David begins this psalm by reminding us that God has been faithful.
I waited patiently for the Lord;
he inclined to me and heard my cry. Psalm 40:1
Two things stand out to me in this section:
- New Song. God's blessing leads to a new song. It is appropriate for the church to write new songs to express their fresh love for God.
- Evangelism. Our praise is a form of evangelism. As people see the blessing of God in our lives they will respond with trust.
He put a new song in my mouth,
a song of praise to our God.
Many will see and fear,
and put their trust in the Lord. Psalm 40:2-3b
David concludes the introduction by reminding us that God will bless the person who trusts in God.
I Desire to Do Your Will
Now the psalm switches to a prayer. It begins by acknowledging God's blessings, both past and future. David is convinced God will bless him. (Although this is not where most translations divide the psalm, the change from talking about God to talking to God seems to be too important structurally to ignore.)
The next section is clearly a Messianic Psalm about Jesus since it is quoted in Hebrews 10:5-7. Interestingly these words are ascribed to Jesus, not David, by the author of Hebrews. Another interesting feature of the quotation in Hebrews is that it uses the Septuagint text (Greek translation of the Old Testament.) The Septuagint text changes the words "my ears you have pierced" to "a body you have prepared for me."
Here are a few points that stand out to me:
- Servanthood. God is more interested in our submissive service than our sacrifice. "Sacrifice and offering you did not desire... Then I said, 'Here I am...'"
- Dedication. Some translations have the words "my ears you have pierced" in verse 6, possibly pointing back to the passage in Exodus 21:2-6 where we are told that a temporary servant could choose to become a life time slave by having his ears pierced. Whether this is the intended meaning of that phrase, what is clear is that the psalmist is totally dedicated to God. "I desire to do Your will, O my God." (Psalm 40:8)
- Messianic. The change in the text in the Septuagint, which is quoted in Hebrews, leads to a totally different picture. God prepared a body for Jesus. And in this body Jesus did away with the Old Testament sacrifices by offering Himself as the final sacrifice, once for all.
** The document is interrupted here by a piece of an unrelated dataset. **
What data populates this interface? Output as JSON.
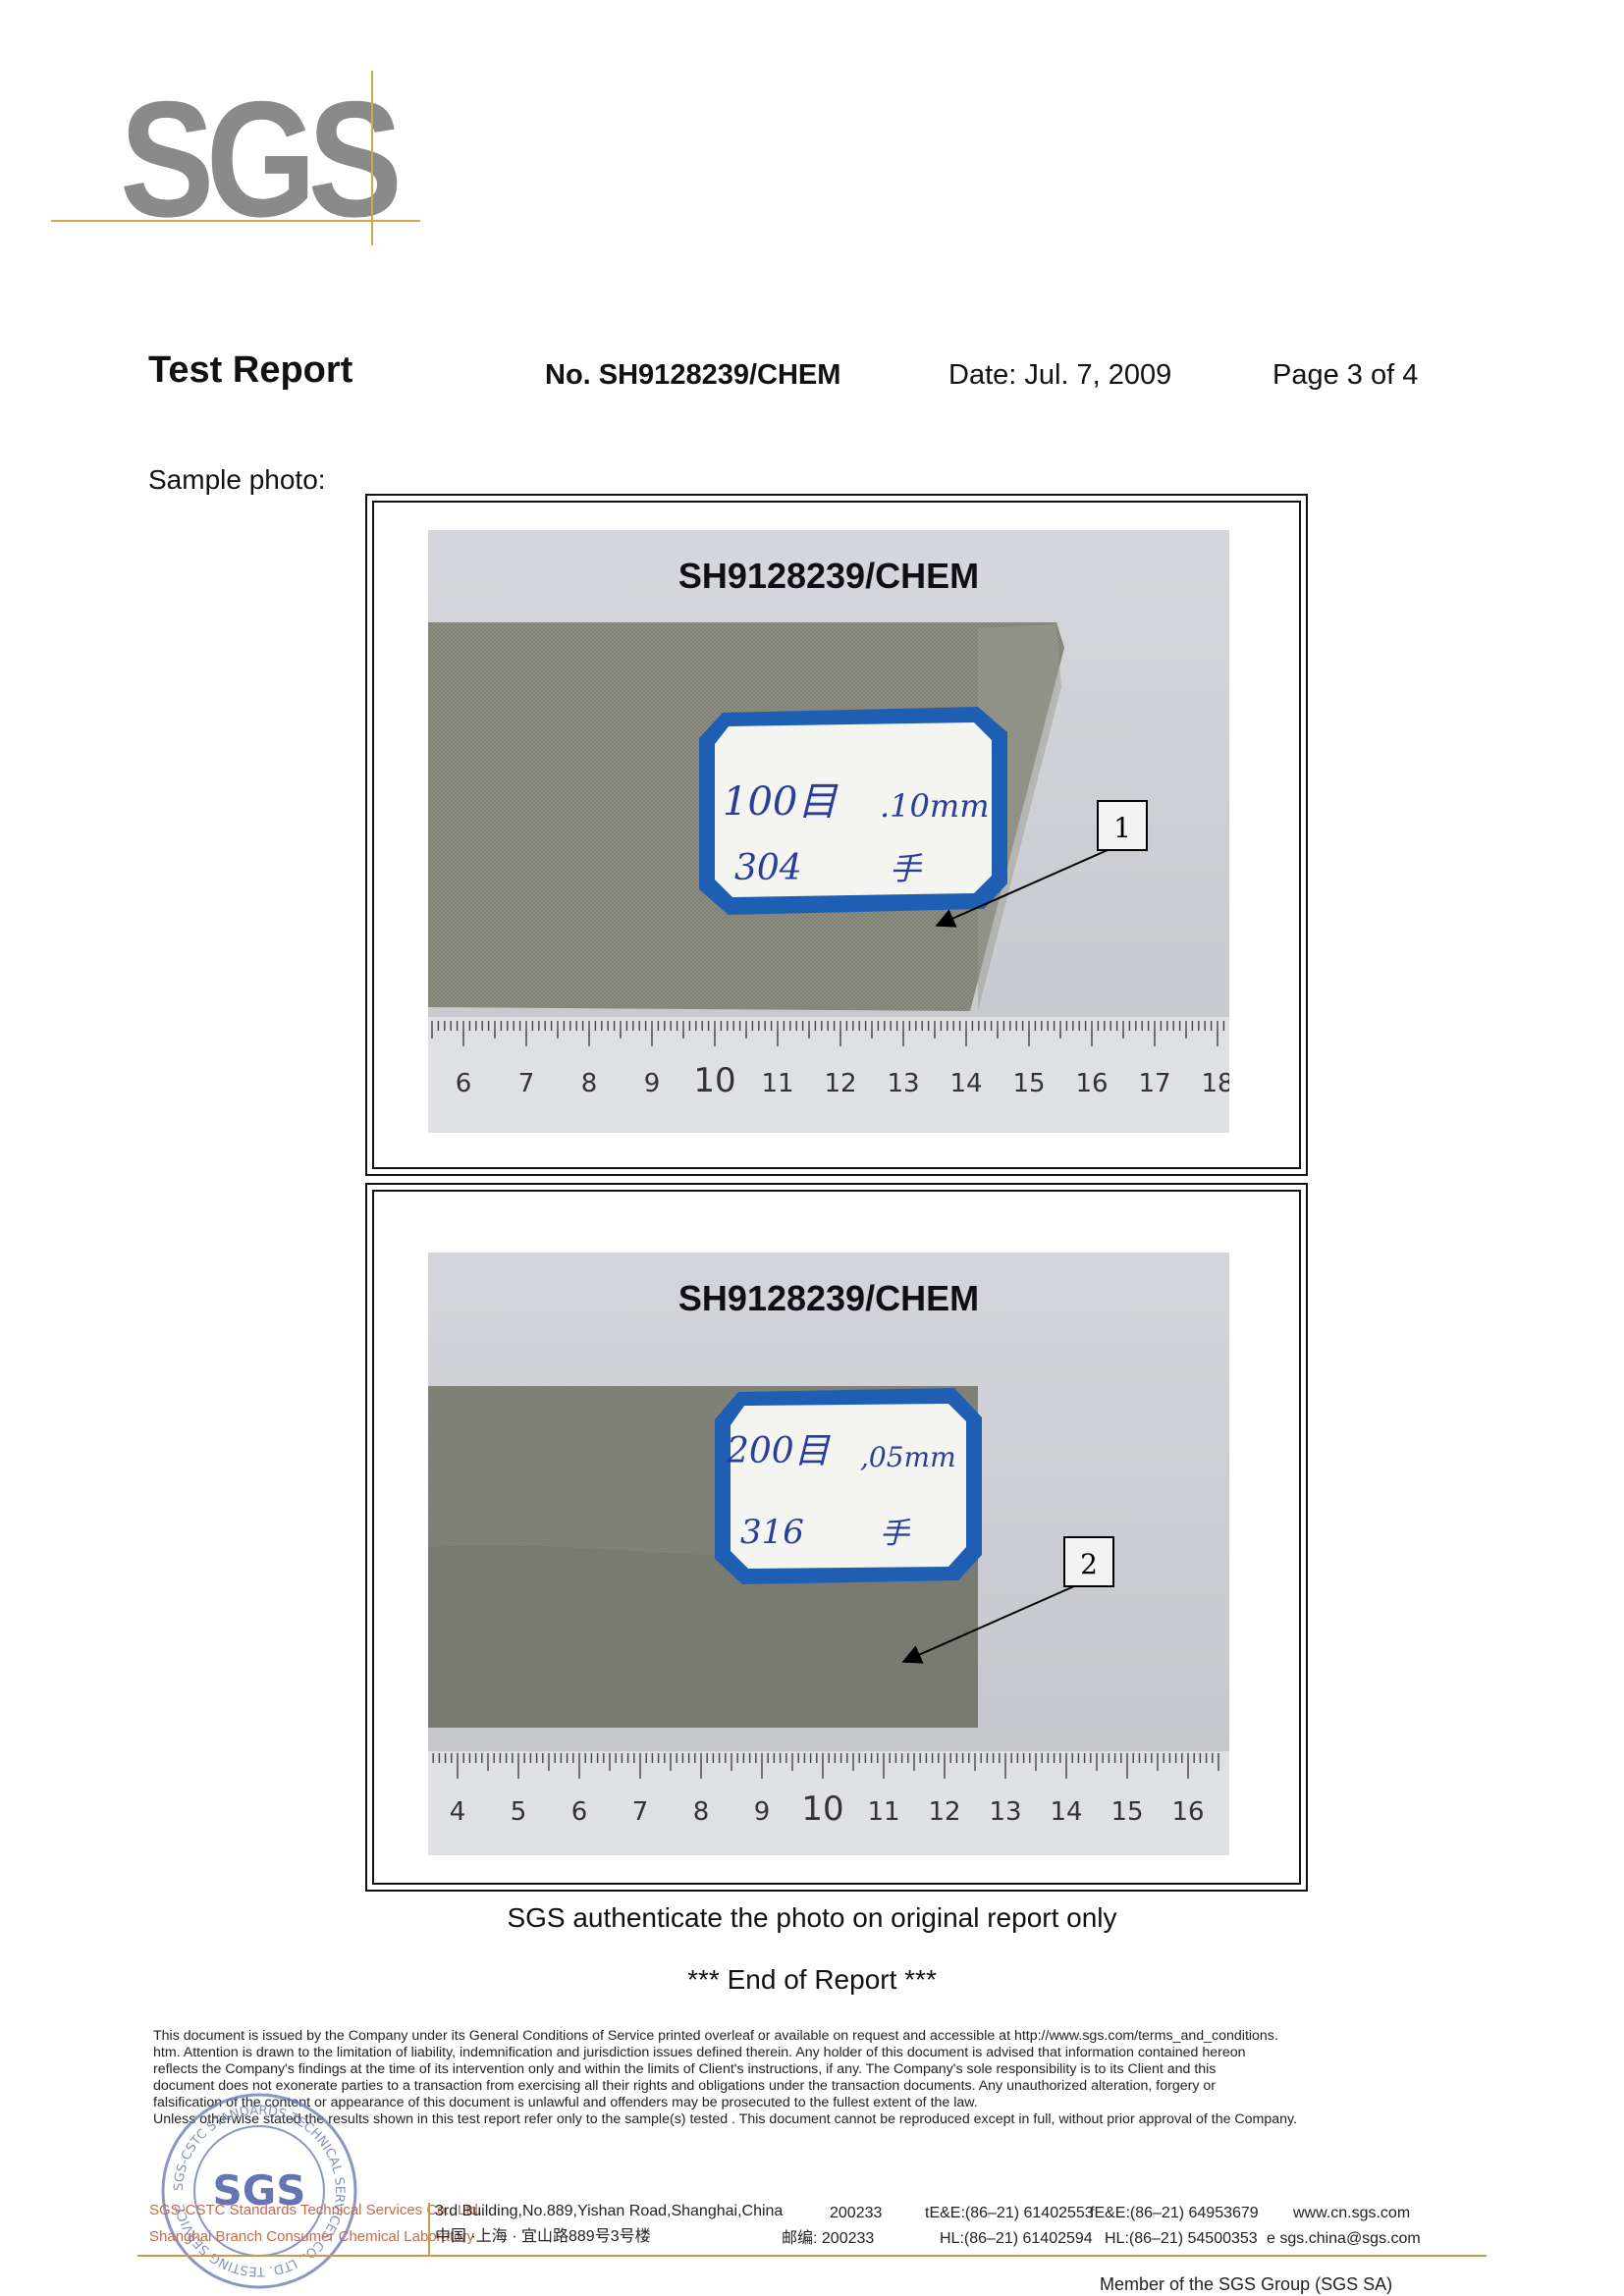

I don't have time in this post to fully delve into all the implications of this section (or of the change of text in the Septuagint), but I hope I have at least given you some key thoughts to consider.
Do Not Withhold Your Mercy from Me
Now David switches the theme to one of petition. Since God blesses those who trust in Him (section 1) and God is more interested in dedication than sacrifice (section 2), it is proper to plead for God's mercy and protection.
David has built his case and now he seeks God's mercy. David is not claiming that God should bless him because he is perfect, but rather because David is faithful in his desire to obey and trust God and God is faithful in His mercy.
God blesses us not because of our goodness, but because of His goodness and mercy.
The last section is a petition for God to not allow the evil people to see David's shame and ruin. Come quickly and help so that
... all who seek you
rejoice and be glad in you;
may those who love your salvation
say continually, “Great is the Lord!” Psalm 40:16
As I look over the who psalm I am struck by the balance between praise, trust and petition. David begins by praising, moves on to trust and ends with petition for his current struggle. We need to learn to follow this same path as we seek God's help.
- Praise. Start by praising God. In praise we are reminded of the greatness and faithfulness of our God.
- Trust. Next we need to place our trust fully in God no matter our current circumstances.
- Petition. Only after we have reminded ourselves of God's past and present blessings and recommitted ourselves to Him are we ready to offer up our petitions to Him.